T4 and T5 default to the **coding agent runtime** when available. Falls back to standard runtime gracefully if not configured.

---

## Decisions Log

**T1 dynamic dispatch** — T1 assesses scope and prescribes tier path and workstream parallelism. It does not prescribe internal tier coordination patterns.

**T1 two-phase lifecycle** — T1 has two explicit named phases: Plan and Accept. Plan phase includes self-critique (single pass) then human approval gate before T2s spawn. Accept phase validates final output against goal anchor. Both phases tracked on blackboard with distinct prompts.

**T1 self-critique** — Single pass only. Diminishing returns on multiple self-critique iterations; the human review after is the real safety net. Self-critique catches obvious gaps; Andrew catches strategic ones.

**Distributed ownership** — Each tier owns the layer below it. Runner is thin. Tradeoff: distributed control makes the system extensible but debugging requires good blackboard tooling, not central runner traces.
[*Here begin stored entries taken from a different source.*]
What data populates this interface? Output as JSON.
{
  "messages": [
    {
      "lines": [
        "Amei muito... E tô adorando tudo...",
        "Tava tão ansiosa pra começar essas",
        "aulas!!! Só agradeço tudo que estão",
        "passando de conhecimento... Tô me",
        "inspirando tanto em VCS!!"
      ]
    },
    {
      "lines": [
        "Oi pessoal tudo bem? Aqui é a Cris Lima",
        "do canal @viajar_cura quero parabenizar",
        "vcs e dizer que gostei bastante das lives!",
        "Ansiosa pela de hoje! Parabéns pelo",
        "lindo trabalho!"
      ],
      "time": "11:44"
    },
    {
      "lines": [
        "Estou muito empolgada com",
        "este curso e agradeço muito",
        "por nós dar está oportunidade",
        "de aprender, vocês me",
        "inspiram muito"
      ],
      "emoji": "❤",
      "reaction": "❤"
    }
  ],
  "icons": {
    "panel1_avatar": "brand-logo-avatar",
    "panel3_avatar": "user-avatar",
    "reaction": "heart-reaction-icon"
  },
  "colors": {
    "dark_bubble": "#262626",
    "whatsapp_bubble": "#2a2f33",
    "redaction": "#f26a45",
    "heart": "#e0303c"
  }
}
**T5 always mandatory** — No skipping verification. Things should work and work well before surfacing to T1.

**T3 owns T4 and T5** — T3 manages its T4s (dependency graph, swarm vs pipeline, parallelism) and commissions T5 verification of T4 outputs. Runner does not orchestrate T4/T5 centrally.

**T2 Lead Architect** — Dedicated T2 role, not a new tier. Spawned first by T1. Owns: domain boundary definition, shared assumptions doc, conflict resolution between specialists, canonical architecture synthesis. Specialists spawn after Lead publishes boundaries + assumptions. Each T2 specialist owns its own T3s — no T3 spans T2 domains.

**T2 conflict resolution** — Lead sends targeted briefs back to conflicting specialists. Cycle limit is a fixed config value (not per-workstream). Single T1 self-critique parallel: fixed limit, not variable.

**T2 shared assumptions** — Lead publishes cross-cutting concerns (auth, data formats, API conventions, etc.) before specialists start. Specialists design with shared baseline; implicit dependencies pre-empted rather than caught in synthesis.

**Orchestration patterns** — Baked into tier prompts and runner tier-handling logic, not prescribed by T1. T2: Lead + parallel specialists. T3: light mesh within T2 domain. T4: swarm+pipeline. T5: fan-out+consensus.

**Output / review** — Nothing merges to main without Andrew's explicit approval. T1 opens a PR and surfaces it to Andrew. Notification is dual: Hans messages Andrew directly + PR opened on VCS. Merge is gated on human sign-off.

**Platform agnosticism** — Core is provider and platform agnostic. Capability levels (`reasoning-heavy`, `capable`, `fast-cheap`) map to models in config. Mixing providers across tiers is supported.

**LLM provider** — Anthropic first implementation. Config supports per-tier provider selection.

**Gateway modification** — Decided against. Agent-teams stays standalone Python. OpenClaw used via runtime adapter only.

**Coding agent runtime** — Claude Code is default T4/T5 runtime. Opt-in `native_teams` flag available for internal Claude Code parallelism — faster but less blackboard visibility. Default `false`.

**Agency-agents integration** — Via git submodule at `agents/`. T1 selects specialists via `config/role_registry.yaml`. `agent_personality` field on task brief; runtime injects as system prompt at spawn time.